Both DCL loss and BPR loss were constructed based on the edges of the user–item bipartite graph; hence, their time complexities are correlated with the number of edges in the graph. Assuming there are S edges in the graph, the dimensionality of node embeddings is d, and DCL loss selects n negative examples, the time complexity for computing DCL loss is O ( n · S · d ) , whereas the time complexity for BPR loss is O ( S · d ) . From this analysis, it is evident that the time complexity of DCL loss is n times that of BPR loss. However, in practical training scenarios, the computation time for DCL loss does not typically escalate to exactly n times that of BPR loss. This is because the computation of the dot products for n negative pairs can be expedited through parallel computing, significantly reducing the actual computation time for DCL loss. As clearly illustrated in Figure 7a, the time required for DCLMF to complete one epoch of training is merely two to three times that of BPRMF, far from being n times longer.
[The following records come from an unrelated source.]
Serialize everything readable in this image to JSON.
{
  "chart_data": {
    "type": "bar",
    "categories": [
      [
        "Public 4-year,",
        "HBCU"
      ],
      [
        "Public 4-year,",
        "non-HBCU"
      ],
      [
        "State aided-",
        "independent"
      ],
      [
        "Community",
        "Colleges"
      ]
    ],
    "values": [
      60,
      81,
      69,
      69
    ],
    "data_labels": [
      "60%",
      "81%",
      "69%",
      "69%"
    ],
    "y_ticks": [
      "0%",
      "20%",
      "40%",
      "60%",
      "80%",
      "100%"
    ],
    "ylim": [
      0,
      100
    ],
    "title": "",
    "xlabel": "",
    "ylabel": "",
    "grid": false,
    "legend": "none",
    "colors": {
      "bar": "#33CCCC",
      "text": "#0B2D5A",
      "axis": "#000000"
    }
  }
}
5.5.4. Ablation Experiment

From Formula (13), we can see that DCL loss was obtained by summing DCL_U loss and DCL_I loss. To prevent the different models from influencing the experiments, we chose the simplest encoder, E = E ( 0 ) , for conducting the experiments. Since the experimental results demonstrate similar performance across all datasets, we present the experimental results on the Gowalla and Amazon Books datasets. The experimental results are shown in Figure 8. From Figure 8, we can observe that DCL loss achieved the best performance. This proves the effectiveness of selecting positive and negative examples from both user and item perspectives simultaneously. Additionally, we can observe that DCL_I loss is trainable, but it performs the worst. This is because DCL_I only selects positive and negative examples from the perspective of the item, which fails to obtain better user representations and consequently leads to poorer recommendation results.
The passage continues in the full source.